Kerber will climb to No. 4 when the WTA rankings are updated on Monday while Williams moves all the way up to 28th.
In graciously accepting her runner-up award, Williams, fighting back tears, said, “I can’t be disappointed. I have so much to look forward to. I’m literally just getting started.”
It’s been less than a year since Williams gave birth to her daughter, Olympia, and began the journey toward returning to excellence. After winning just two of her first four matches after returning to the tour in March while struggling to regain her movement and rhythm, then taking a two-month break before resurfacing at the French Open, Williams is 9-1. A pectoral injury forced her to withdraw after winning three rounds at Roland Garros. Then, after recovering, she ran the table and won six straight rounds at the All England Club before bowing in the final.

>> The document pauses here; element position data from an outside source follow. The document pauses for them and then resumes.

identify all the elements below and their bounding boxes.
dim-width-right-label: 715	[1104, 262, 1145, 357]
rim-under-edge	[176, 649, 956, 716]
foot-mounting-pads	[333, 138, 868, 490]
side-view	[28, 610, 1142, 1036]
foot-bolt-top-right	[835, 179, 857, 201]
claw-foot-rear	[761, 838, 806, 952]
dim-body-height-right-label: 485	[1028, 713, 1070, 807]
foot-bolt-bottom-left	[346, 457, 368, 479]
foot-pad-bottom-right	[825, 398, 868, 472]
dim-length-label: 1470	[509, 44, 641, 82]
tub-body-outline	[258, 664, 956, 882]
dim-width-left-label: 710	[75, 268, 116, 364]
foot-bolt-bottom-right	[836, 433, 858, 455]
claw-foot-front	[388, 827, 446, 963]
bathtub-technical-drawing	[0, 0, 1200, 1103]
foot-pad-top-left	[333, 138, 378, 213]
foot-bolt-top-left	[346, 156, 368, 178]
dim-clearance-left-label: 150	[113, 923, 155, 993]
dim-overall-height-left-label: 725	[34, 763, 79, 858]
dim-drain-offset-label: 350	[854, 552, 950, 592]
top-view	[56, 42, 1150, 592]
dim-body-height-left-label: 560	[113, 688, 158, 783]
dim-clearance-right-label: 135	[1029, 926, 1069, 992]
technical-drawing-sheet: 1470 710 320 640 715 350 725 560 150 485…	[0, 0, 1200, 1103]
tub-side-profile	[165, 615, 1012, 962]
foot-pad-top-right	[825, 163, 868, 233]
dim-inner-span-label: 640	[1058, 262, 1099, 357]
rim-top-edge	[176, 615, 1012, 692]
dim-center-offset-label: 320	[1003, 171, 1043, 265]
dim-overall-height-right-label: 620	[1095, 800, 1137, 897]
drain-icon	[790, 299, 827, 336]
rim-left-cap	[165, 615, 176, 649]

“I’m just me, and that’s all I can be,” Williams said. “To all the moms out there, I was playing for you today, and I tried. But Angelique played really well; she played out of her mind.”
Indeed, Kerber won 70 percent of her first serves (23 of 33) and broke Williams four times in seven tries. Although she hit just 11 winners to Serena’s 23, she only made five unforced errors while Williams committed 24. Kerber outpointed Williams 56-45.
Williams and Kerber endured a two-hour delay to accommodate the completion of the second men’s semifinal between No. 2 seed Rafael Nadal and No. 12 seed Novak Djokovic, won by Djokovic in five sets, before taking Centre Court to begin their final. Then, they battled like warriors in pursuit of the Venus Rosewater Dish, the prize given to the Wimbledon ladies’ champion.
Kerber won the first set in 31 minutes on the strength of breaking Williams’ serve three times. Down 2-3, the German won four straight games to close out the opener. Then, she won a critical break-point opportunity in the sixth game of the second set with a forehand winner to go ahead 4-2. Kerber closed out the 65-minute title match when Williams hit an errant backhand. Perhaps, the biggest surprise was how swiftly and solidly Kerber won.
After securing match point, Kerber collapsed to the ground the moment she realized victory belonged to her. It didn’t matter that she got dirt stains all over her back of her kit in celebrating the moment.
A victory tour around Centre Court soon followed. Then, in a separate off-court interview with North American broadcaster ESPN, Kerber called winning Wimbledon “one of my best moments of my career,” and “my biggest goal of the year.”
She added, “It’s like a dream come true. It’s special to play Serena. This was the moment I practiced for, to play on the biggest stage in tennis.”
Among the notables at Centre Court for the women’s final: British royals Kate Middleton and Meghan Markle, nine-time Wimbledon champion Martina Navratilova, six-time Wimbledon champion Billie Jean King, Vogue editor-in-chief Anna Wintour, Formula One Grand Prix driver Lewis Hamilton, and professional golfer Tiger Woods.